Mouawad no niega ni olvida la convulsionada realidad social, política y moral de su entorno de origen; antes bien la ha retratado una y otra vez, entremezclándola con tópicos casi siempre relacionados con la recuperación de los orígenes, el reconocimiento del presente en el pasado, la aceptación de los añejos asuntos familiares, la asimilación del emigrado en las sociedades multiculturales. Incendios no constituye una excepción temática, pues retrata la historia de los gemelos Julia y Simón (Rebeca Trejo y Jorge León), hijos de libaneses avecindados en algún país de Europa o Estados Unidos, quienes, ante la muerte de su madre Nawal (Karina Gidi) y tras la develación de su testamento, han de verse enfrentados con el pasado familiar, en particular con las circunstancias de su nacimiento, la identidad de su padre y la accidentada y secreta historia de los últimos años de Nawal en Medio Oriente. Los gemelos han de buscar a su padre y a su hermano y entregarles las misivas que Nawal ha guardado para ellos, con lo que descubrirán la dolorosa travesía materna por un territorio atravesado por la guerra y el horror y, de paso, reivindicar su memoria y su legado.
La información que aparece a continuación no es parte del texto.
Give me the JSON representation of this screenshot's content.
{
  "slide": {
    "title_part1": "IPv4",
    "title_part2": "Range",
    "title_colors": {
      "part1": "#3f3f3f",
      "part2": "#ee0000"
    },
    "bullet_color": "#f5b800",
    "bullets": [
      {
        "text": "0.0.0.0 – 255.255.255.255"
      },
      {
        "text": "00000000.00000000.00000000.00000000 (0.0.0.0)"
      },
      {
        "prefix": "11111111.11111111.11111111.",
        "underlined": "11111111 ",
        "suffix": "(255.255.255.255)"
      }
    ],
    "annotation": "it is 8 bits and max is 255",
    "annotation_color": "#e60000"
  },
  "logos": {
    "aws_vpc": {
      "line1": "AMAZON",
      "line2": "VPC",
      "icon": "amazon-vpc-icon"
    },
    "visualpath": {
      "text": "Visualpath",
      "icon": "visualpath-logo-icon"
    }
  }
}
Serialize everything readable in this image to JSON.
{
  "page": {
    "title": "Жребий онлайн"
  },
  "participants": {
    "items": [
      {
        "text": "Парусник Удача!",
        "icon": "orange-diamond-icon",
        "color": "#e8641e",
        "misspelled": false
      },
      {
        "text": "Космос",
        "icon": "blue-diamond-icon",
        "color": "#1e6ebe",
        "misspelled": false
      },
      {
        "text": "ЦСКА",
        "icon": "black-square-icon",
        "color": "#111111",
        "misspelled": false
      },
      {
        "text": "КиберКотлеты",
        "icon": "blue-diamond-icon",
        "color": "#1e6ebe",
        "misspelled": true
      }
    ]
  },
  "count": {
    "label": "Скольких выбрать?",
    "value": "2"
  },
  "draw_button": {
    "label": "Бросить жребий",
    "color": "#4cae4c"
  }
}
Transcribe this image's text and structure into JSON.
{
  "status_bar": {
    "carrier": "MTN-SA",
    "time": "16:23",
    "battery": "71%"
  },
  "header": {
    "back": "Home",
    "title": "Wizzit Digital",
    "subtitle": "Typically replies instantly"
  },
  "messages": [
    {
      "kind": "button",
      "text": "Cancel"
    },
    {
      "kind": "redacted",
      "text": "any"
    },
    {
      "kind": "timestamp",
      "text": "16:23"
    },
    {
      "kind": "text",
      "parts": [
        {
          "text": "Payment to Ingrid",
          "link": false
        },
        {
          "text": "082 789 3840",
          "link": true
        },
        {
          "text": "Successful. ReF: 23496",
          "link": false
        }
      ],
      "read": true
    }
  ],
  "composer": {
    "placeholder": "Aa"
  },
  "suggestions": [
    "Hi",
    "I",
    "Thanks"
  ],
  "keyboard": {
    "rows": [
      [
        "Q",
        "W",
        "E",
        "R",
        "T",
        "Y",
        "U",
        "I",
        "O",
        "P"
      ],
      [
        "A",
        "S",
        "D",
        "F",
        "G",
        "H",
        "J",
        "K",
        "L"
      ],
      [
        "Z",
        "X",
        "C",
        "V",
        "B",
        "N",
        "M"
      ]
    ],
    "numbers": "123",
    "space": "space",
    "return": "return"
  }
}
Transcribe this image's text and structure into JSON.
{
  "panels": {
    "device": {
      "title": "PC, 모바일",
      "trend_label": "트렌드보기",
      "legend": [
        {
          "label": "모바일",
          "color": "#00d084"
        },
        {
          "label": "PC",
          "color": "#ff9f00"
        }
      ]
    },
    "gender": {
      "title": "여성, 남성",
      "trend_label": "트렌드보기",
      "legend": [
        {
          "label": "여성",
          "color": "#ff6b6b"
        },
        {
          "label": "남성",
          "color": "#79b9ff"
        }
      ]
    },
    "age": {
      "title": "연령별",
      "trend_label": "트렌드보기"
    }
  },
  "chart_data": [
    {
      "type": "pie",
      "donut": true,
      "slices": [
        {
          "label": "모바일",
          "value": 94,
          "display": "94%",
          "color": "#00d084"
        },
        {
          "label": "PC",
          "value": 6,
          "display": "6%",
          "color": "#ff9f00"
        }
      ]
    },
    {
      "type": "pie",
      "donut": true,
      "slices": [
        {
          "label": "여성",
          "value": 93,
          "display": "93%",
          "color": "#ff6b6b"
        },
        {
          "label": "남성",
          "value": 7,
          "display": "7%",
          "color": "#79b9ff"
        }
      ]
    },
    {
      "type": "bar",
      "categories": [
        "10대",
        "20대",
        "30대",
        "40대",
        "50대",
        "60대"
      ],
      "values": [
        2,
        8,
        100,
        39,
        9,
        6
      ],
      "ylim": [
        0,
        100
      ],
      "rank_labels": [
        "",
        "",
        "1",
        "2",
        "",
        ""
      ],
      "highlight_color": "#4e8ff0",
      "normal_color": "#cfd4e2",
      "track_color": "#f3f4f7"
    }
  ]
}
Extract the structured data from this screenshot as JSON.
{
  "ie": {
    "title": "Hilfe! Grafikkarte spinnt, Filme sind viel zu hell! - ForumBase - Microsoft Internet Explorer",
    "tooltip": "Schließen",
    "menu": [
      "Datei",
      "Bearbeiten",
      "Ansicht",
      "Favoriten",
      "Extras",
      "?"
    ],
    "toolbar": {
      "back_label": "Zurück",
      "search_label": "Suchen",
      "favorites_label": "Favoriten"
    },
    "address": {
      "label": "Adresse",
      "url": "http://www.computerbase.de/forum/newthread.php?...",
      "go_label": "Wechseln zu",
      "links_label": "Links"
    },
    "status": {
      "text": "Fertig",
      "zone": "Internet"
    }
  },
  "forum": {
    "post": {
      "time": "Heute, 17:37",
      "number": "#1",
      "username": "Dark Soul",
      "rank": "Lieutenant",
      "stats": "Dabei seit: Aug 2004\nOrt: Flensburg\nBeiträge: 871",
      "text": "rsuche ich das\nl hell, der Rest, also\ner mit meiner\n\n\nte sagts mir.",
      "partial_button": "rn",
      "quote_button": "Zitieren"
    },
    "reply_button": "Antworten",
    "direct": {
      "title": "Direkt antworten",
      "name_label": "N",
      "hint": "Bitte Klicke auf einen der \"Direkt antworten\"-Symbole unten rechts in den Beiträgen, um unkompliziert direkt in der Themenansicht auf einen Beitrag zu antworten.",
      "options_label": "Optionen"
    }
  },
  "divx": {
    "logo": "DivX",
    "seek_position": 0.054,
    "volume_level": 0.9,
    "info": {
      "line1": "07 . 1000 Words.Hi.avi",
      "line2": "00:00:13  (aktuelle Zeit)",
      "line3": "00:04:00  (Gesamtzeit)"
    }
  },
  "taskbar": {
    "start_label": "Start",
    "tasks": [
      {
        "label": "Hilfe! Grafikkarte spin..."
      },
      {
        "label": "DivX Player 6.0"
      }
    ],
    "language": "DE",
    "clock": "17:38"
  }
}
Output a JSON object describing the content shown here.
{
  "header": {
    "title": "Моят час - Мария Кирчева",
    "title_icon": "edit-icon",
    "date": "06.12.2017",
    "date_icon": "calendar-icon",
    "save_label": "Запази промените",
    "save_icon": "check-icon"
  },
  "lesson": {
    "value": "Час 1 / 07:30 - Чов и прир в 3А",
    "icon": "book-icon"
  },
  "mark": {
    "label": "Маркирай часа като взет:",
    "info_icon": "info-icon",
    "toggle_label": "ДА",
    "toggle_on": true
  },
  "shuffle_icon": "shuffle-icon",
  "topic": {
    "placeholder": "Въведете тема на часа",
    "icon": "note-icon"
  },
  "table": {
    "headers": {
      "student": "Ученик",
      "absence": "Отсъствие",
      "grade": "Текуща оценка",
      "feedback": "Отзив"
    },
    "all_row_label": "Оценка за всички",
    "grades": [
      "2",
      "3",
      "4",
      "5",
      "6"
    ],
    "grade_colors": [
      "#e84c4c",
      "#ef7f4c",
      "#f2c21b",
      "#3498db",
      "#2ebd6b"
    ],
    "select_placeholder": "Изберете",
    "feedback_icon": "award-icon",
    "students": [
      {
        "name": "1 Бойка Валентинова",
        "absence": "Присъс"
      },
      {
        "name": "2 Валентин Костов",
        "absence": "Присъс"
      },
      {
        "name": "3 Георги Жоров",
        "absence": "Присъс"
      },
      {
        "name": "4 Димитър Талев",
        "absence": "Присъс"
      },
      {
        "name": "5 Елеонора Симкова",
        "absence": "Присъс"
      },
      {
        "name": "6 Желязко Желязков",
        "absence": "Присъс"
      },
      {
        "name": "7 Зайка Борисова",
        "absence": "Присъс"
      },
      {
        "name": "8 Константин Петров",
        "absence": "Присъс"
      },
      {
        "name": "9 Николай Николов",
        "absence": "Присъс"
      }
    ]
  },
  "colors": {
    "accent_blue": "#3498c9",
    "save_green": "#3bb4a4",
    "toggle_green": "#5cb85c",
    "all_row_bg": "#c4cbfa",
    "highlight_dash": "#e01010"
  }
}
Foto: cortesía Compañía Tapioca Inn |
La narrativa de Mouawad en esta obra, como en algunas de las otras ya referidas, aspira a una épica de la desmesura: la obra se extiende por casi dos horas y se vale de recursos más bien cinematográficos, como el flashback y el flashforward para intrincar el relato pretérito de Nawal y la búsqueda presente de los hermanos, sus reclamos mutuos y la tirante relación con su abogado (Pedro Mira) y otros personajes de su contexto. No obstante su fragmentación y su bifurcación temporal, la obra de Mouawad redunda, repite y acumula sin que se alcance a percibir alguna intención distinta a la de subrayar, por medio de estos elementos narrativos, la emotividad de su discurso. A esta característica se suma un estilo de escritura que, al menos en la traducción de Pérez Mortera, no rehuye sino abraza abiertamente el melodrama. Todo esto constituye un caldo sentimental que toca con cierta facilidad las fibras del público; al menos en la función de reestreno no fueron pocos los espectadores que evidenciaron su conmoción, lágrimas incluidas. El éxito futuro de la puesta parece ineludible, aunque acaso quepa preguntarse por sus recursos en otra vertiente y a otro nivel: ¿es posible oponerse, poéticamente, a la tradición mexicanísima del melodrama desde el melodrama mismo? ¿En dónde radicar la exégesis de una obra que, si bien muestra un contexto distante, quiere acercársenos mediante el empleo de una tonalidad emotiva y actoral que a veces pareciera buscar la afectación por la afectación misma? ¿Cómo evitar el recargamiento sentimental de las palabras, aun cuando éstas sean por momentos descaradamente melosas? Acaso Arrevillaga y su elenco no puedan aportar alternativas de respuesta. Con todo, el equipo creativo provee momentos auténticos en medio de un rendimiento disperso, destacándose Karina Gidi y Alejandra Chacón. Pero sobre el conjunto de la puesta, con todo y la ingeniosa economía espacial de Auda Caraza y Atenea Chávez, y los estímulos sonoros de Ariel Cavalieri, flota una atmósfera de sentimentalismo que, si bien no podría ser calificada de ilegítima, sí mueve a reflexión en torno a las elecciones textuales de los jóvenes directores de nuestra república teatral.